The town I live in — Berkeley, Calif. — is the capital of shaggy wooden houses. Around here, you could get stoned for saying you don’t like natural wood exteriors. So I won’t say that. But what 30 years of practicing architecture have taught me is this: Natural wood is a fabulous finish inside a house, where it’s protected. But as an exterior wall finish, left to the elements? Forget it.

The reason exposed wood — whether left natural or given a transparent finish — is still so popular on building exteriors is that it looks absolutely stunning when it’s new. That’s exactly how most people see it in tony design-magazine photos, and so that’s how they think it will look on their own homes. Alas, the reality is that, after a few years, wood is on a one-way trip to "Shabbyville."
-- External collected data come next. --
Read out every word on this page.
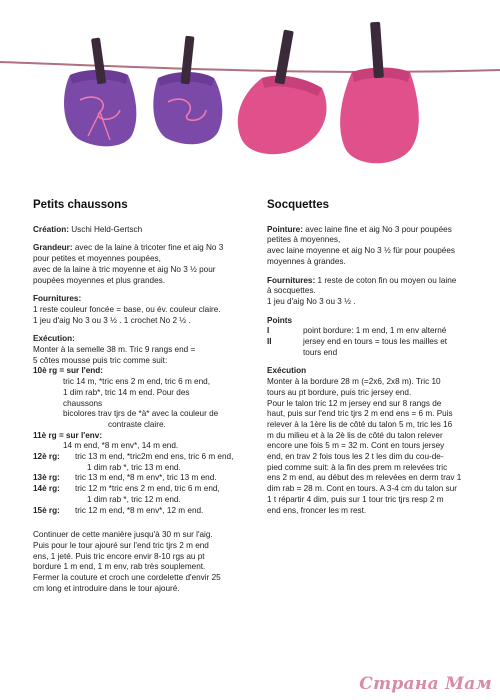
Petits chaussons
Création: Uschi Held-Gertsch
Grandeur: avec de la laine à tricoter fine et aig No 3
pour petites et moyennes poupées,
avec de la laine à tric moyenne et aig No 3 ½ pour
poupées moyennes et plus grandes.
Fournitures:
1 reste couleur foncée = base, ou év. couleur claire.
1 jeu d'aig No 3 ou 3 ½ . 1 crochet No 2 ½ .
Exécution:
Monter à la semelle 38 m. Tric 9 rangs end =
5 côtes mousse puis tric comme suit:
10è rg = sur l'end:
tric 14 m, *tric ens 2 m end, tric 6 m end,
1 dim rab*, tric 14 m end. Pour des
chaussons
bicolores trav tjrs de *à* avec la couleur de
contraste claire.
11è rg = sur l'env:
14 m end, *8 m env*, 14 m end.
12è rg:	tric 13 m end, *tric2m end ens, tric 6 m end,
1 dim rab *, tric 13 m end.
13è rg:	tric 13 m end, *8 m env*, tric 13 m end.
14è rg:	tric 12 m *tric ens 2 m end, tric 6 m end,
1 dim rab *, tric 12 m end.
15è rg:	tric 12 m end, *8 m env*, 12 m end.
Continuer de cette manière jusqu'à 30 m sur l'aig.
Puis pour le tour ajouré sur l'end tric tjrs 2 m end
ens, 1 jeté. Puis tric encore envir 8-10 rgs au pt
bordure 1 m end, 1 m env, rab très souplement.
Fermer la couture et croch une cordelette d'envir 25
cm long et introduire dans le tour ajouré.
Socquettes
Pointure: avec laine fine et aig No 3 pour poupées
petites à moyennes,
avec laine moyenne et aig No 3 ½ für pour poupées
moyennes à grandes.
Fournitures: 1 reste de coton fin ou moyen ou laine
à socquettes.
1 jeu d'aig No 3 ou 3 ½ .
Points
I	point bordure: 1 m end, 1 m env alterné
II	jersey end en tours = tous les mailles et
tours end
Exécution
Monter à la bordure 28 m (=2x6, 2x8 m). Tric 10
tours au pt bordure, puis tric jersey end.
Pour le talon tric 12 m jersey end sur 8 rangs de
haut, puis sur l'end tric tjrs 2 m end ens = 6 m. Puis
relever à la 1ère lis de côté du talon 5 m, tric les 16
m du milieu et à la 2è lis de côté du talon relever
encore une fois 5 m = 32 m. Cont en tours jersey
end, en trav 2 fois tous les 2 t les dim du cou-de-
pied comme suit: à la fin des prem m relevées tric
ens 2 m end, au début des m relevées en derm trav 1
dim rab = 28 m. Cont en tours. A 3-4 cm du talon sur
1 t répartir 4 dim, puis sur 1 tour tric tjrs resp 2 m
end ens, froncer les m rest.
Страна Мам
I can paraphrase the lumber industry’s stock reply to this assertion, and it goes something like this: "A premium material such as wood needs proper maintenance to keep its beauty, and anyone willing to invest in genuine wood should also be prepared to keep it maintained in top condition."

The trouble is, over time — after the initial 10-year honeymoon, let’s say — very few people continue to provide the kind of painstaking maintenance that’s required to protect natural wood subjected to the weather. And once that maintenance level has slipped even a little, a wood exterior is already on track to inevitable decline.

Compounding this problem: The quality of solid lumber in general has declined during the last few decades. Therefore, unless you’re prepared to pay astronomical prices for carriage-trade grades of lumber, a new wood installation will have an even shorter life span than in the past.

Contrast the ongoing maintenance headache of natural wood with the nominal attention required by that longtime bad boy of building finishes, stucco. Over the last 60 years, stucco’s good reputation has been sullied by lookalike mid-century housing tracts such a Levittown, not to mention Malvina Reynolds singing about "little boxes made of ticky-tacky."

Yet stucco is both cheaper and far more durable than wood. It’s also "plastic" in the best architectural sense — it can assume just about any form you can imagine. It can also be permanently colored, doing away with the need to repaint every few years. An exterior finish that can hold up for a century or so with practically no maintenance — not even painting — is about as good as it gets.

As an architect, I’ve learned that it’s pure folly to specify fragile finishes and then expect people to maintain them forever after. Nor should a homeowner be condemned to this kind of maintenance schedule, no matter how beautiful the finish.

So I almost never use natural wood on exteriors. There are exceptions — if the timbers are substantial enough, for example, wood can’t be beat for outdoor structures such as pergolas and the like. But for an architecturally interesting finish that’ll last pretty much forever, I’ll take ticky-tacky anytime.